If there was stability and less drama in his life, could he perform better? Or should it even matter if he performs better? The focus should be on helping him to become a more productive member of society. But he has to show some remorse and show he wants to be a better person.
Should pro sports have that responsibility? It is easy to say no and suggest it is simply about winning. From a pure sports standpoint that is true, but can we just overlook the human element of sports? The players are human. And despite many wanting them to be positive members of society, or even positive role models, many players simply aren’t equipped to do it. Some need help. Dan Cleary and Zack Kassian got help and it not only saved their NHL careers, they became happier people.
Kassian used the NHL/NHLPA Program for Substance Abuse and Behavioral Health to help him battle his alcohol addiction. It worked. Kane’s actions would fall under behavioral health, wouldn’t they? His agent Dan Milstein should strongly encourage him to enter the program.
A current NHL agent told me, “I’d push him to the point of getting fired before I’d leave it alone to enter the program. Maybe they have. You don’t know, but ultimately the player has to decide to help himself.” Ultimately Kane has to want help himself, and maybe having a team showing him they want to help him might push him to try and better himself.
If I was pursuing Kane I’d speak to him and his agent about his hockey skills, but also talk openly and honest about his off-ice activities. I’d tell him I’m more concerned about Kane the person and finding happiness in his life. Playing hockey won’t give you that. It can give you money and fuel your passion, but unless you are willing see a therapist, you likely won’t be able to solve your issues on your own.
Kane has made millions and he’s lost millions. He is essentially starting over at 30 years of age. He’s lucky because his immense hockey talent will allow him to earn millions more if he can become a better person. A happier person. A less destructive human off the ice.
If an NHL team is willing to show Kane it cares more about him than his on-ice production, the team could benefit much longer than one playoff run. Kane has the ability to be a game-changer on the ice, and if he is willing to accept help from an organization he would also prolong his career.

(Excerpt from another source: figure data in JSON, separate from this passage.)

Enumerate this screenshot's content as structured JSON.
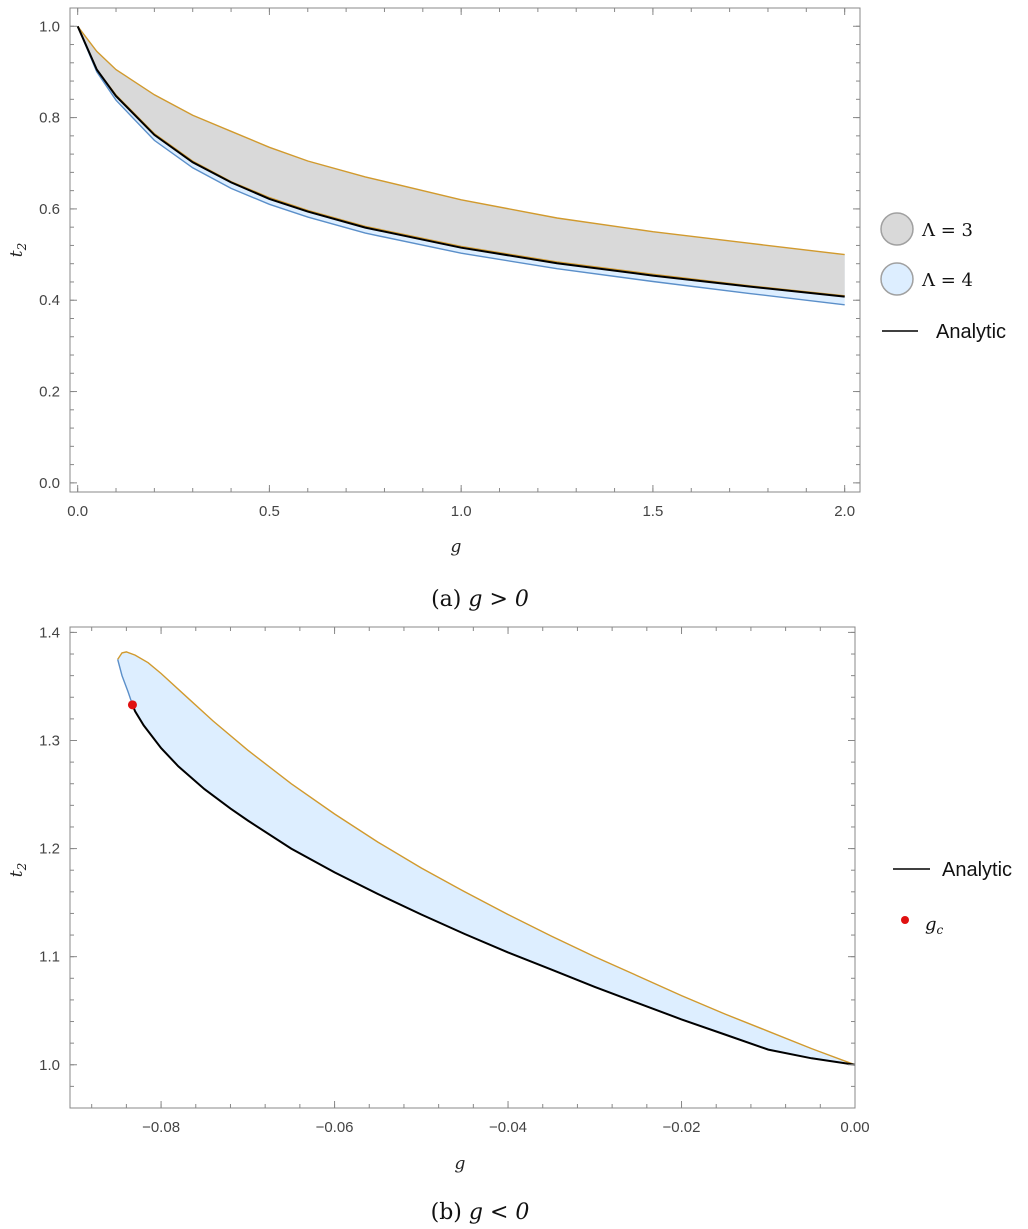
{
  "colors": {
    "lambda3_fill": "#d9d9d9",
    "lambda3_edge": "#a0a0a0",
    "lambda4_fill": "#ddeeff",
    "lambda4_edge": "#5b8fc9",
    "upper_edge": "#d19a2e",
    "analytic": "#000000",
    "gc_point": "#e01010"
  },
  "chart_data": [
    {
      "type": "area",
      "caption_prefix": "(a)",
      "caption_math": "g > 0",
      "xlabel": "g",
      "ylabel": "t",
      "ylabel_sub": "2",
      "xlim": [
        -0.02,
        2.04
      ],
      "ylim": [
        -0.02,
        1.04
      ],
      "xticks": [
        0,
        0.5,
        1,
        1.5,
        2
      ],
      "xtick_labels": [
        "0.0",
        "0.5",
        "1.0",
        "1.5",
        "2.0"
      ],
      "yticks": [
        0,
        0.2,
        0.4,
        0.6,
        0.8,
        1.0
      ],
      "ytick_labels": [
        "0.0",
        "0.2",
        "0.4",
        "0.6",
        "0.8",
        "1.0"
      ],
      "legend": [
        {
          "kind": "disk",
          "fill": "#d9d9d9",
          "label_math": "Λ = 3"
        },
        {
          "kind": "disk",
          "fill": "#ddeeff",
          "label_math": "Λ = 4"
        },
        {
          "kind": "line",
          "label": "Analytic"
        }
      ],
      "legend_position": "right",
      "series": [
        {
          "name": "Λ = 3 upper",
          "x": [
            0,
            0.05,
            0.1,
            0.2,
            0.3,
            0.4,
            0.5,
            0.6,
            0.75,
            1.0,
            1.25,
            1.5,
            1.75,
            2.0
          ],
          "y": [
            1.0,
            0.945,
            0.905,
            0.85,
            0.805,
            0.77,
            0.735,
            0.705,
            0.67,
            0.62,
            0.58,
            0.55,
            0.525,
            0.5
          ]
        },
        {
          "name": "Λ = 3 lower",
          "x": [
            0,
            0.05,
            0.1,
            0.2,
            0.3,
            0.4,
            0.5,
            0.6,
            0.75,
            1.0,
            1.25,
            1.5,
            1.75,
            2.0
          ],
          "y": [
            1.0,
            0.905,
            0.85,
            0.765,
            0.705,
            0.66,
            0.625,
            0.597,
            0.562,
            0.518,
            0.484,
            0.457,
            0.432,
            0.41
          ]
        },
        {
          "name": "Λ = 4 lower",
          "x": [
            0,
            0.05,
            0.1,
            0.2,
            0.3,
            0.4,
            0.5,
            0.6,
            0.75,
            1.0,
            1.25,
            1.5,
            1.75,
            2.0
          ],
          "y": [
            1.0,
            0.9,
            0.838,
            0.75,
            0.69,
            0.645,
            0.61,
            0.582,
            0.547,
            0.503,
            0.469,
            0.441,
            0.415,
            0.39
          ]
        },
        {
          "name": "Analytic",
          "x": [
            0,
            0.05,
            0.1,
            0.2,
            0.3,
            0.4,
            0.5,
            0.6,
            0.75,
            1.0,
            1.25,
            1.5,
            1.75,
            2.0
          ],
          "y": [
            1.0,
            0.905,
            0.847,
            0.762,
            0.702,
            0.658,
            0.622,
            0.594,
            0.559,
            0.515,
            0.481,
            0.454,
            0.43,
            0.408
          ]
        }
      ]
    },
    {
      "type": "area",
      "caption_prefix": "(b)",
      "caption_math": "g < 0",
      "xlabel": "g",
      "ylabel": "t",
      "ylabel_sub": "2",
      "xlim": [
        -0.0905,
        0.0
      ],
      "ylim": [
        0.96,
        1.405
      ],
      "xticks": [
        -0.08,
        -0.06,
        -0.04,
        -0.02,
        0.0
      ],
      "xtick_labels": [
        "−0.08",
        "−0.06",
        "−0.04",
        "−0.02",
        "0.00"
      ],
      "yticks": [
        1.0,
        1.1,
        1.2,
        1.3,
        1.4
      ],
      "ytick_labels": [
        "1.0",
        "1.1",
        "1.2",
        "1.3",
        "1.4"
      ],
      "legend": [
        {
          "kind": "line",
          "label": "Analytic"
        },
        {
          "kind": "dot",
          "label_math": "g",
          "label_sub": "c"
        }
      ],
      "legend_position": "right",
      "gc_point": {
        "x": -0.0833,
        "y": 1.333
      },
      "series": [
        {
          "name": "Λ = 4 upper",
          "x": [
            -0.085,
            -0.0845,
            -0.084,
            -0.083,
            -0.0815,
            -0.08,
            -0.077,
            -0.074,
            -0.07,
            -0.065,
            -0.06,
            -0.055,
            -0.05,
            -0.045,
            -0.04,
            -0.035,
            -0.03,
            -0.025,
            -0.02,
            -0.015,
            -0.01,
            -0.005,
            0.0
          ],
          "y": [
            1.375,
            1.381,
            1.382,
            1.379,
            1.372,
            1.362,
            1.34,
            1.318,
            1.291,
            1.26,
            1.232,
            1.206,
            1.182,
            1.16,
            1.139,
            1.119,
            1.1,
            1.082,
            1.064,
            1.047,
            1.031,
            1.015,
            1.0
          ]
        },
        {
          "name": "Λ = 4 lower",
          "x": [
            -0.085,
            -0.0845,
            -0.0838,
            -0.0833
          ],
          "y": [
            1.375,
            1.36,
            1.345,
            1.333
          ]
        },
        {
          "name": "Analytic",
          "x": [
            -0.0833,
            -0.083,
            -0.082,
            -0.08,
            -0.078,
            -0.075,
            -0.072,
            -0.07,
            -0.065,
            -0.06,
            -0.055,
            -0.05,
            -0.045,
            -0.04,
            -0.035,
            -0.03,
            -0.025,
            -0.02,
            -0.015,
            -0.01,
            -0.005,
            0.0
          ],
          "y": [
            1.333,
            1.327,
            1.314,
            1.293,
            1.276,
            1.255,
            1.237,
            1.226,
            1.2,
            1.178,
            1.158,
            1.139,
            1.121,
            1.104,
            1.088,
            1.072,
            1.057,
            1.042,
            1.028,
            1.014,
            1.006,
            1.0
          ]
        }
      ]
    }
  ]
}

If he signs with a team that only cares about what he does on the ice, it likely will be a short-lived success and he will find himself in trouble again.
I don’t know if Kane wants help, but if a team is willing to help him, that is the team he should sign with. And if he doesn’t want help then teams should be very leery. Talk is cheap. He needs to show action.
The upside for both Kane and that organization, if he opts to get help, would be much higher than just signing him for $1 million because he can help their top-six this season.